The consequences were profound: “After 6000 BC, sites in Anatolia, Syria, and Iraq yield evidence of drought, decline, and/or disturbed social conditions… Bodies of victims, mostly children… were found… Building construction and metallurgical knowledge were also first refined and advanced in Saharasia following the onset of drier conditions, as were various forms of central-state and military apparatus.”

By 4000 BC these changes had become embedded.


The chain of events was simple. Long-term drought caused desertification which caused famine. Famine turned peaceful, fertility goddess-worshipping hunter-gatherers into war god-worshipping nomadic warriors.

These physical changes were driven by a deeper psychological change. The pain of long-term malnutrition was so extreme that humanity’s default psychological paradigm changed. The fear of famine drove an extreme urge for its opposite: stockpiling.

Nomads displaced by desertification seized viable food and water sources and established the earliest patriarchies, like the Sumerians.

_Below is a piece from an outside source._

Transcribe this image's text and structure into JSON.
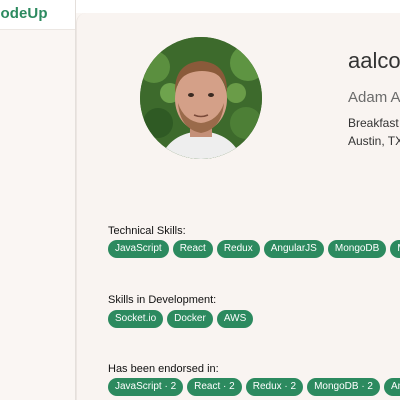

Samuel Noah Kramer writes that “Sumerian culture fostered an obsessive drive for wealth and possession… obsessive concern… with grain-laden fields, vegetable rich gardens, bulging sheepfolds, milk, cream and cheese in profusion.”

Yet, despite this obsession with fertility, they did not worship fertility.

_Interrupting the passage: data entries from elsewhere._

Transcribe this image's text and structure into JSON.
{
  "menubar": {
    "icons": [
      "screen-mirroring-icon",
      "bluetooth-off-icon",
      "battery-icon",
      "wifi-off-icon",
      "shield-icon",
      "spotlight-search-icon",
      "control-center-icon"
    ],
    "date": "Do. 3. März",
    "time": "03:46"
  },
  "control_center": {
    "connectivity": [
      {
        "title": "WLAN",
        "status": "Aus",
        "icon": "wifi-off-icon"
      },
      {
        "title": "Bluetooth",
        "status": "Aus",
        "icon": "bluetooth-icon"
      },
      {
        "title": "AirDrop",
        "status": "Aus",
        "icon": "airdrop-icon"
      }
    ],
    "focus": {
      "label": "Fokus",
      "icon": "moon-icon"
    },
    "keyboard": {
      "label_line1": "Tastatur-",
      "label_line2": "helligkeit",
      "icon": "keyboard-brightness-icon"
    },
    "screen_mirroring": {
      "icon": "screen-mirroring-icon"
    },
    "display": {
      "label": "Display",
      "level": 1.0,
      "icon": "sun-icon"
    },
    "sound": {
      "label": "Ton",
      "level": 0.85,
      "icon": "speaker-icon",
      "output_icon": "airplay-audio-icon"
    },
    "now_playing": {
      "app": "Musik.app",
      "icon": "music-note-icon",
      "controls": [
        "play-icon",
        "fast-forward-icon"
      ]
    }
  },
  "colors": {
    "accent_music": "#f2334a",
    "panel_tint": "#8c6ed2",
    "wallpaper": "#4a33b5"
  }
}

They created war gods that were effigies of the violent nomadic warriors who came to power in the Middle East, Arabia, and Central Asia. This effigy is well documented in the Old Testament and later migrated into the father god figure of Christianity.

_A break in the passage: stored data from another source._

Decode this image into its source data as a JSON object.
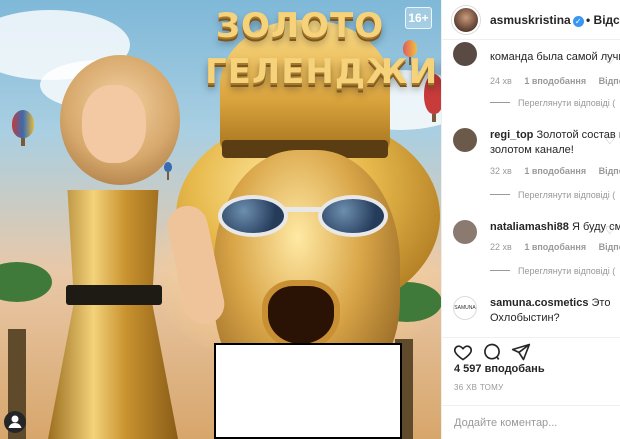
{
  "media": {
    "title_line1": "ЗОЛОТО",
    "title_line2": "ГЕЛЕНДЖИКА",
    "age_rating": "16+",
    "colors": {
      "gold": "#f6d27a",
      "sky": "#7fb8d8"
    }
  },
  "post": {
    "username": "asmuskristina",
    "verified_icon": "✓",
    "follow_label": "• Відстежу"
  },
  "comments": [
    {
      "username": "",
      "text": "команда была самой лучше",
      "time": "24 хв",
      "likes": "1 вподобання",
      "reply": "Відпові",
      "view_replies": "Переглянути відповіді (",
      "avatar_color": "#5a4a44"
    },
    {
      "username": "regi_top",
      "text": "Золотой состав на",
      "text2": "золотом канале!",
      "time": "32 хв",
      "likes": "1 вподобання",
      "reply": "Відпові",
      "view_replies": "Переглянути відповіді (",
      "avatar_color": "#6b5a4a"
    },
    {
      "username": "nataliamashi88",
      "text": "Я буду смот",
      "time": "22 хв",
      "likes": "1 вподобання",
      "reply": "Відпові",
      "view_replies": "Переглянути відповіді (",
      "avatar_color": "#8a7a70"
    },
    {
      "username": "samuna.cosmetics",
      "text": "Это",
      "text2": "Охлобыстин?",
      "avatar_label": "SAMUNA",
      "avatar_color": "#ffffff"
    }
  ],
  "actions": {
    "likes_text": "4 597 вподобань",
    "time_ago": "36 ХВ ТОМУ",
    "comment_placeholder": "Додайте коментар..."
  },
  "icons": [
    "heart-icon",
    "comment-icon",
    "share-icon",
    "user-tag-icon"
  ]
}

Why is this important? Because this effigy still lives inside us.

It’s part of a complex, interlocking set of destructive psychological beliefs and behaviours that I term the Patriarchal Operating System.

In The Return of the Prodigal Son, Catholic priest Henri Nouwen writes that “even my best theological and spiritual formation had not been able to completely free me from a Father God who remained somewhat threatening and somewhat fearsome.”

Whether we hold religious, secular, or even atheist beliefs, we still worship the same violent stockpiling god as the Sumerians. Sheepfolds, milk, and cream have given way to bitcoin, tax havens, and superyachts.

Don’t get me wrong. I’m not saying that money is bad. Only that eight billion people are unconsciously reacting to an issue that happened six millennia ago, rather than consciously responding to today’s challenges—like sustainability.

That’s because the ancestral trauma of the Sumerians and other early patriarchies has been handed down to us through epigenetic inheritance.

Until we recognise and release that trauma, we’ll continue to worship the same effigy of the Bronze Age nomadic warrior from the dawn of patriarchy—and the same inequalities that arose at that time will continue to plague us.